Pediculosis is a disease caused by the insect Pediculus humanus capitis that mainly occurs in childhood. A comparative study was carried out evaluating groups of schoolchildren with (group A) and without pediculosis (group B) to analyse the characteristics of the scalp microbiota. Samples were collected by swab using Stuart transport medium and incubate in Sabouraud dextrose agar with tetracycline to analyse the fungal microbiota and in blood agar to assess the bacterial microbiota. The isolates identity was confirmed by sequencing of the 16S and 18S regions of the ribosomal DNA gene for bacteria and fungi, respectively. The analysis of the 186 isolates led to the identification of 35 bacteria and 40 fungi in group A and 47 bacteria and 64 fungi in group B. The results indicate differences in bacterial and fungal species in the groups analysed.
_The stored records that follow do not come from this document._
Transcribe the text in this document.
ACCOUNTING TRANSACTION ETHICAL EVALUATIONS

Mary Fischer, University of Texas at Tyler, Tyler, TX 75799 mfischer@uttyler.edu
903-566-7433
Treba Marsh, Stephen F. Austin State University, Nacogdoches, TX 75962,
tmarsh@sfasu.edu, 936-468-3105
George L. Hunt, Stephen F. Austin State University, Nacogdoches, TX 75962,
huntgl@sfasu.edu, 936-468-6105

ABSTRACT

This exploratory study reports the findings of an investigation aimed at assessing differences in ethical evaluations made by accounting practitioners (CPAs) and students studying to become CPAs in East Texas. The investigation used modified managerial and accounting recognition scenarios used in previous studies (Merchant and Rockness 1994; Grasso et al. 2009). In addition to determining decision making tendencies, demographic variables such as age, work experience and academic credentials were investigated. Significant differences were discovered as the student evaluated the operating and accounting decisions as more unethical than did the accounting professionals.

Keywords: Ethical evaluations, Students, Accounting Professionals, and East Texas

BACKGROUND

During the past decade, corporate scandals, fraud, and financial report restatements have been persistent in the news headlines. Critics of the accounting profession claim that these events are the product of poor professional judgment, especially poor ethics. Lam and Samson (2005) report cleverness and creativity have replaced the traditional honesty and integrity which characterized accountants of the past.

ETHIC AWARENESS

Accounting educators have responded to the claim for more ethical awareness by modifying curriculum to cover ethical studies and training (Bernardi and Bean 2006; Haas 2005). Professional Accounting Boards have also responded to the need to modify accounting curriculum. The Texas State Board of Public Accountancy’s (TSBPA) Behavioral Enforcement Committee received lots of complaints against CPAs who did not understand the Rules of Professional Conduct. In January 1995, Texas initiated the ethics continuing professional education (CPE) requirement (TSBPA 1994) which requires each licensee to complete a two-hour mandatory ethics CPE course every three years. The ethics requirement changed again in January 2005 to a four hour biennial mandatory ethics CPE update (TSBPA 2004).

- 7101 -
In the observed bacterial microbiota, Staphylococcus capitis occurred more frequently than Staphylococcus epidermidis in group A vs B. Among fungal isolates, Debaryomyces sp. was more frequent in group B vs A. Our findings showed scalp microbiota alterations in children with pediculosis, meriting future studies to analyse the relationship between these agents and their impact on human health.